Hello! Welcome to the site! Thanks for coming! I'm Ron Z. I'm here to provide as much information and insight as I can, to best answer your question.
From what you are describing here, this can be a few things. First, having the Diagnostic Trouble Codes (the codes stored in the computer that are setting the Check Engine
light) would help a ton in the diagnostic flow here. These codes help to better pinpoint that actual system that has the fault and will better pinpoint the best way to correct the problem. If you do not have these trouble codes, then I can try to give as much insight with the information you've provided.
First, this very well could be a problem with spark plugs. Toyota recommends they are replaced at every 96,000km. So if they haven't been replaced in a while, this very well could be a possible cause. On this vehice a very common problem is a faulty Ignition Coil
as well. These coils sit on top of the spark plugs and when faulty will creat a cylinder misfire (this is where those trouble codes would come in handy!) and produce loss ofengine performance. So these should be tested as well.

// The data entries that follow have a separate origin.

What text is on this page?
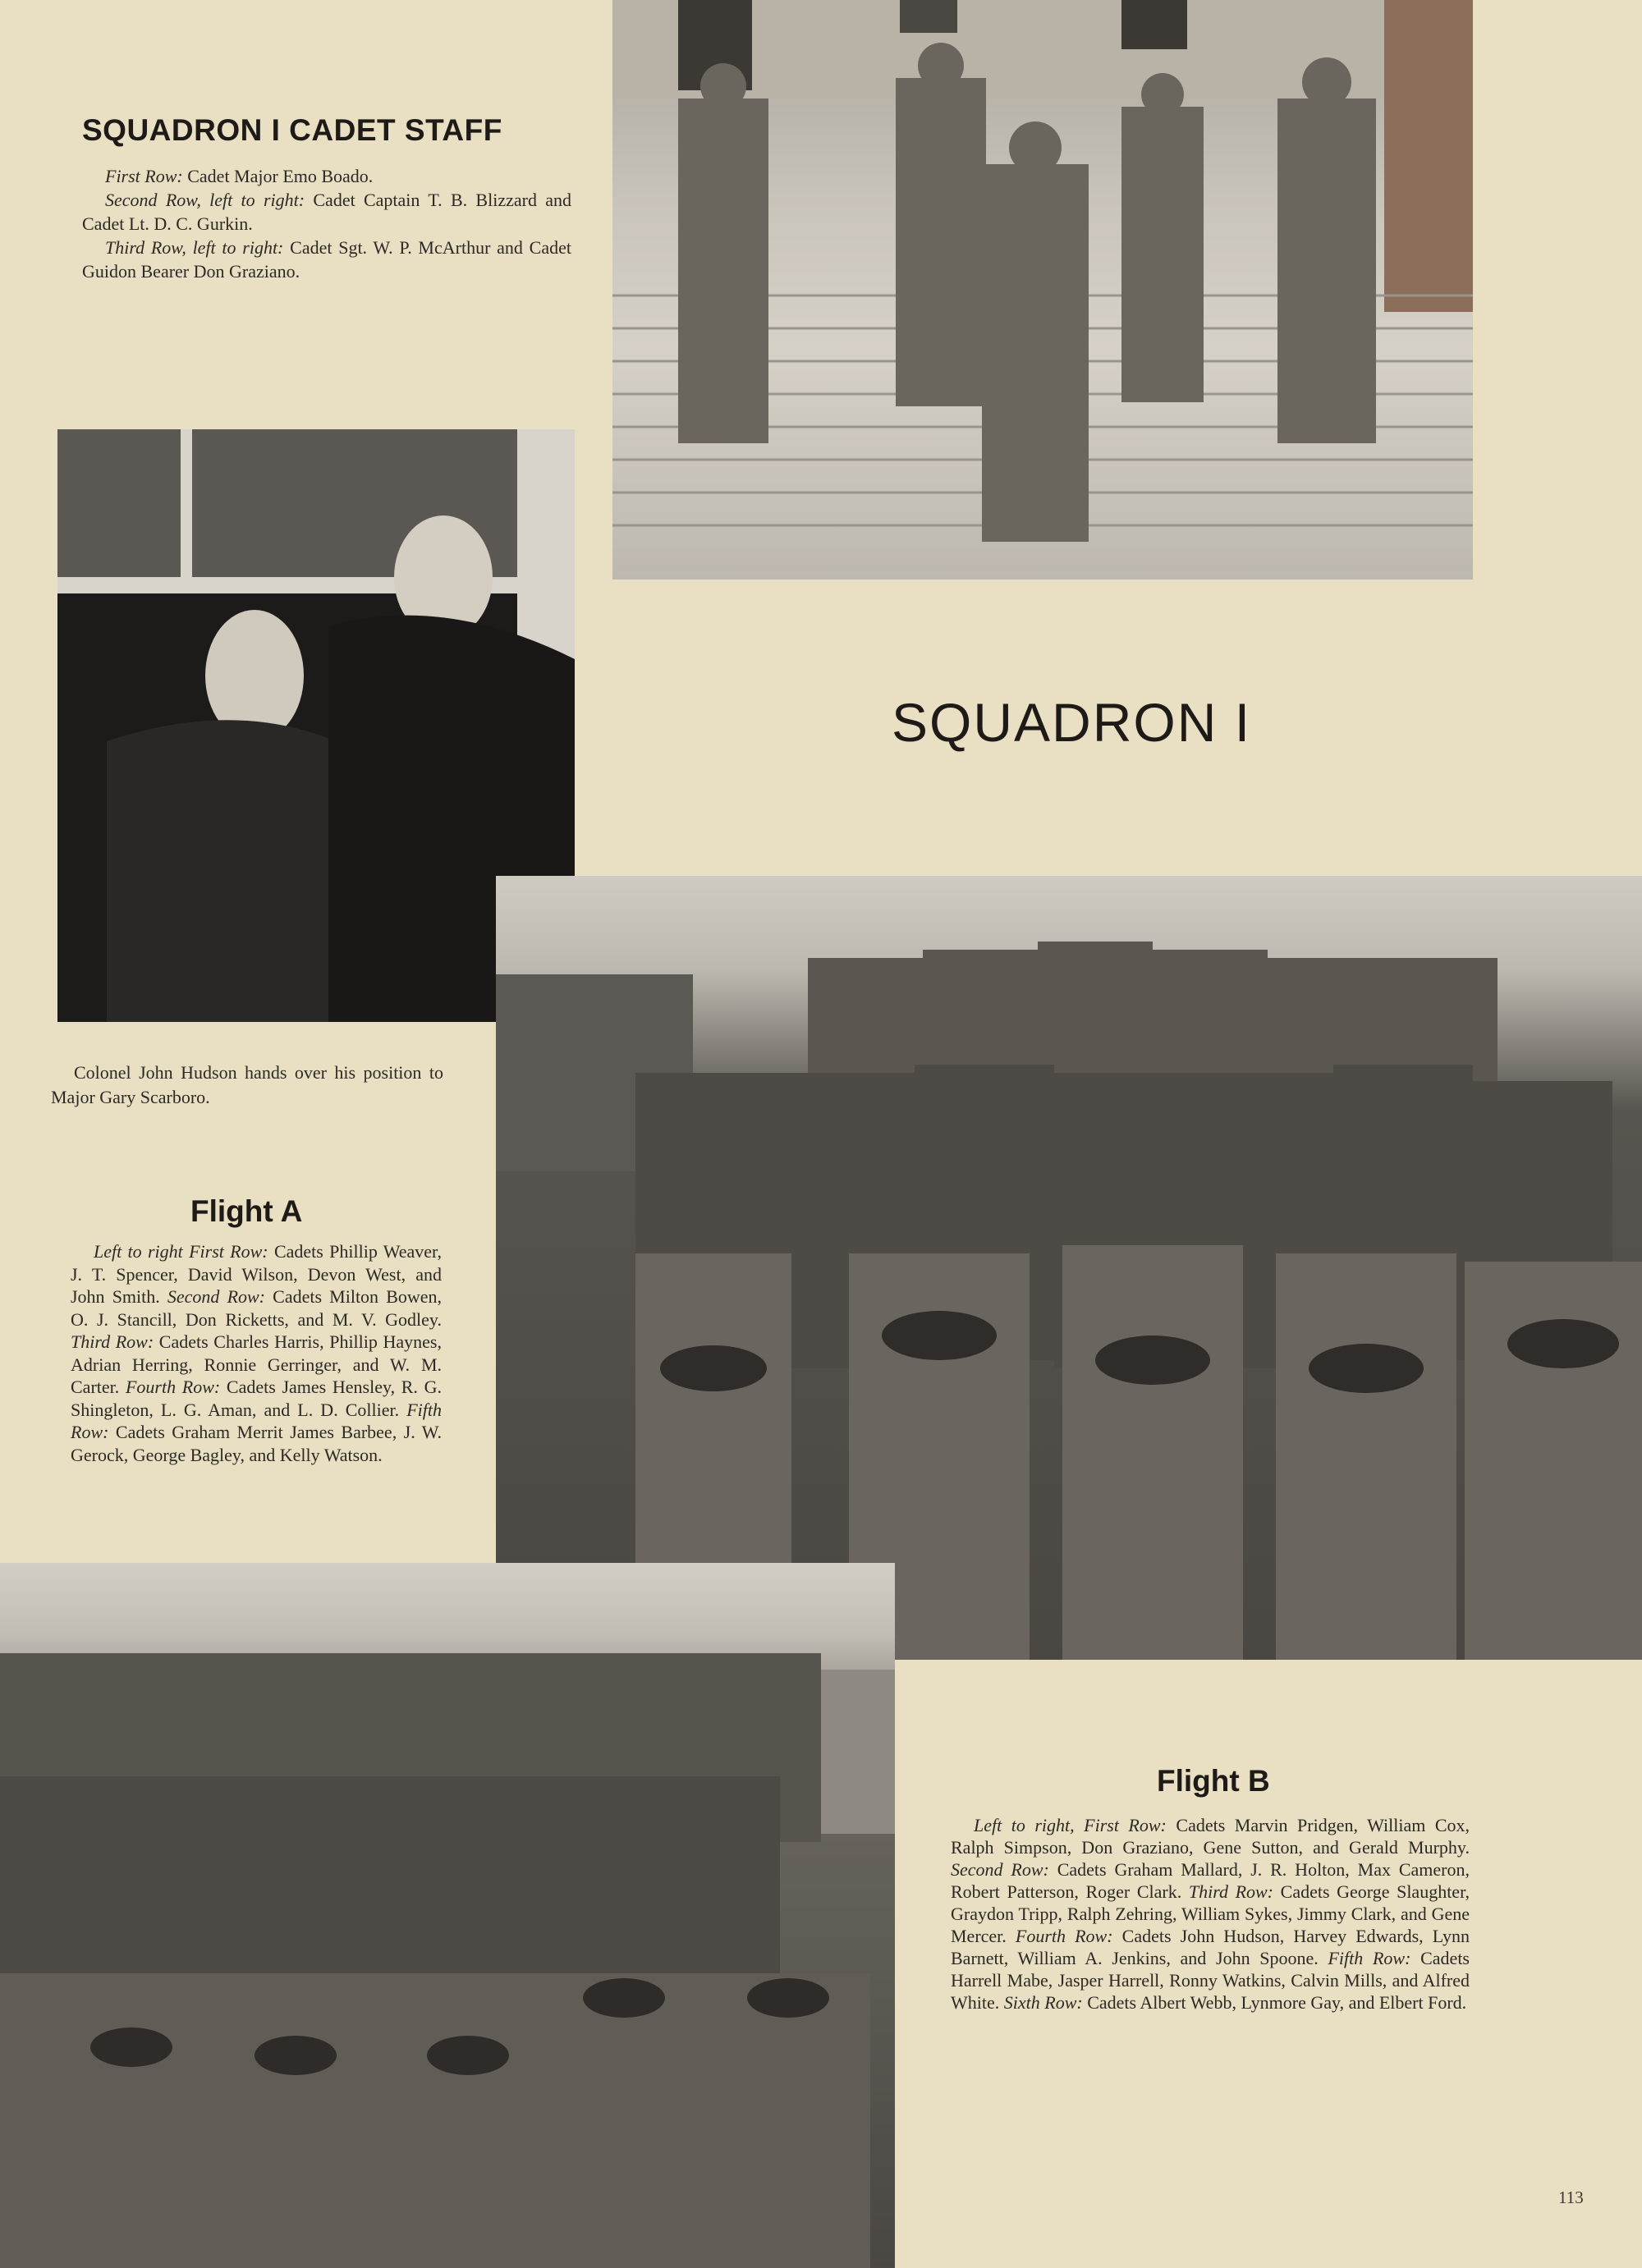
SQUADRON I CADET STAFF
First Row: Cadet Major Emo Boado.
Second Row, left to right: Cadet Captain T. B. Blizzard and Cadet Lt. D. C. Gurkin.
Third Row, left to right: Cadet Sgt. W. P. McArthur and Cadet Guidon Bearer Don Graziano.
Colonel John Hudson hands over his position to Major Gary Scarboro.
SQUADRON I
Flight A
Left to right First Row: Cadets Phillip Weaver, J. T. Spencer, David Wilson, Devon West, and John Smith. Second Row: Cadets Milton Bowen, O. J. Stancill, Don Ricketts, and M. V. Godley. Third Row: Cadets Charles Harris, Phillip Haynes, Adrian Herring, Ronnie Gerringer, and W. M. Carter. Fourth Row: Cadets James Hensley, R. G. Shingleton, L. G. Aman, and L. D. Collier. Fifth Row: Cadets Graham Merrit James Barbee, J. W. Gerock, George Bagley, and Kelly Watson.
Flight B
Left to right, First Row: Cadets Marvin Pridgen, William Cox, Ralph Simpson, Don Graziano, Gene Sutton, and Gerald Murphy. Second Row: Cadets Graham Mallard, J. R. Holton, Max Cameron, Robert Patterson, Roger Clark. Third Row: Cadets George Slaughter, Graydon Tripp, Ralph Zehring, William Sykes, Jimmy Clark, and Gene Mercer. Fourth Row: Cadets John Hudson, Harvey Edwards, Lynn Barnett, William A. Jenkins, and John Spoone. Fifth Row: Cadets Harrell Mabe, Jasper Harrell, Ronny Watkins, Calvin Mills, and Alfred White. Sixth Row: Cadets Albert Webb, Lynmore Gay, and Elbert Ford.
113
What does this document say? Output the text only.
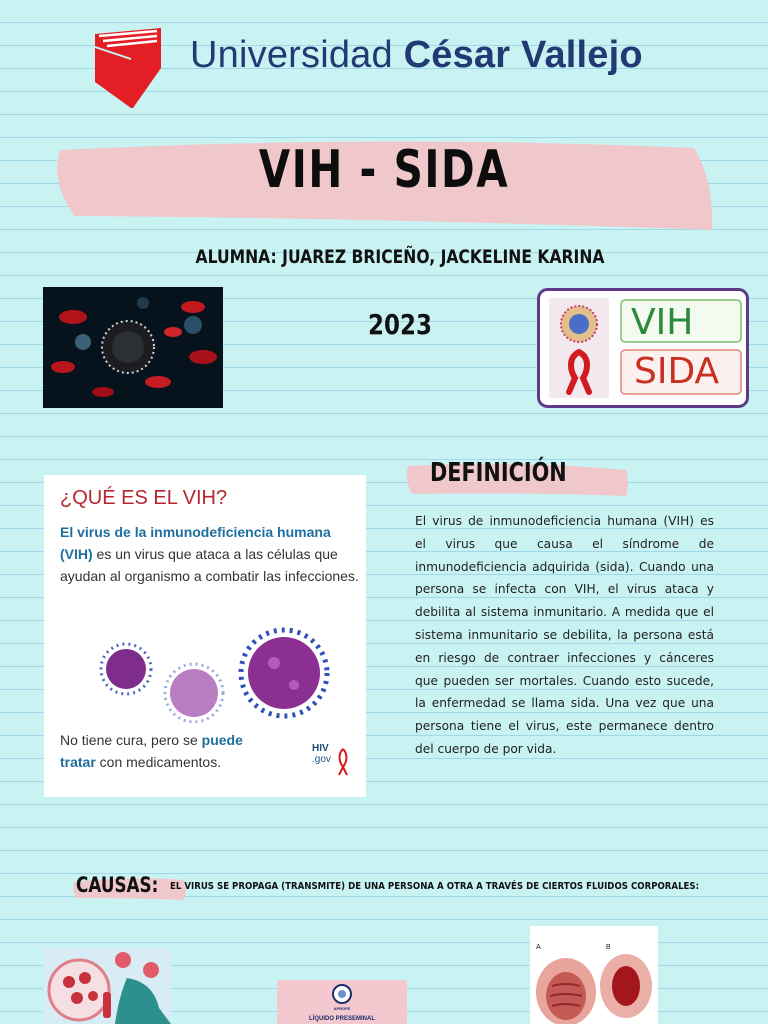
Universidad César Vallejo
VIH - SIDA
ALUMNA: JUAREZ BRICEÑO, JACKELINE KARINA
2023	VIH
SIDA
¿QUÉ ES EL VIH?
El virus de la inmunodeficiencia humana (VIH) es un virus que ataca a las células que ayudan al organismo a combatir las infecciones.
No tiene cura, pero se puede tratar con medicamentos.
HIV
.gov
DEFINICIÓN
El virus de inmunodeficiencia humana (VIH) es el virus que causa el síndrome de inmunodeficiencia adquirida (sida). Cuando una persona se infecta con VIH, el virus ataca y debilita al sistema inmunitario. A medida que el sistema inmunitario se debilita, la persona está en riesgo de contraer infecciones y cánceres que pueden ser mortales. Cuando esto sucede, la enfermedad se llama sida. Una vez que una persona tiene el virus, este permanece dentro del cuerpo de por vida.
CAUSAS: EL VIRUS SE PROPAGA (TRANSMITE) DE UNA PERSONA A OTRA A TRAVÉS DE CIERTOS FLUIDOS CORPORALES:
APROFE
LÍQUIDO PRESEMINAL
A	B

As for the Fuel Injection system needing a flush- this isn't very common, but if the vehicle had sat for a long time, or only made short trips, or wasn't used that often, this "could" play a role in it. Whether or not it is actually a reason for the problem... could go either way.
As for the Converter- if you had the original replaced, and they used a "universal" or a "low quality" Converter, this could also be a contributor of the problem. A universal or low quality converter doesn't meet Toyota specs and will usually fail or get "clogged" in a short amount of time which can definitely lead to engine performance issues. The reason why the Dealer needs to replace the Front Pipe, is this is the "correct" version that "should" be installed. The Converter is built into a part of the front pipe assembly.
As for the price- I'm seeing the plugs sell for around $3.50 each (you need 6) and the labor time guide calls for just about 2 hours to complete the job. The Injection Flush is usually a set price as a service, and will vary from shop to shop, but the average is around $125-$175 for the service. The Converter (the correct version as part of the front pipe) sells for around $400 or so. The labr time guide calls for just about an hour to complete the job. Labor rates vary from shop to shop, so what you pay for labor will effect the botXXXXX XXXXXne. For a job of this type, a "fair" labor rate can by anywhere from $85-$125 per hour. SO, the estimate you were given does seem a little high.
Again, having those trouble codes would help us eliminate un-needed things like the Injector system flush or the need for a new Converter.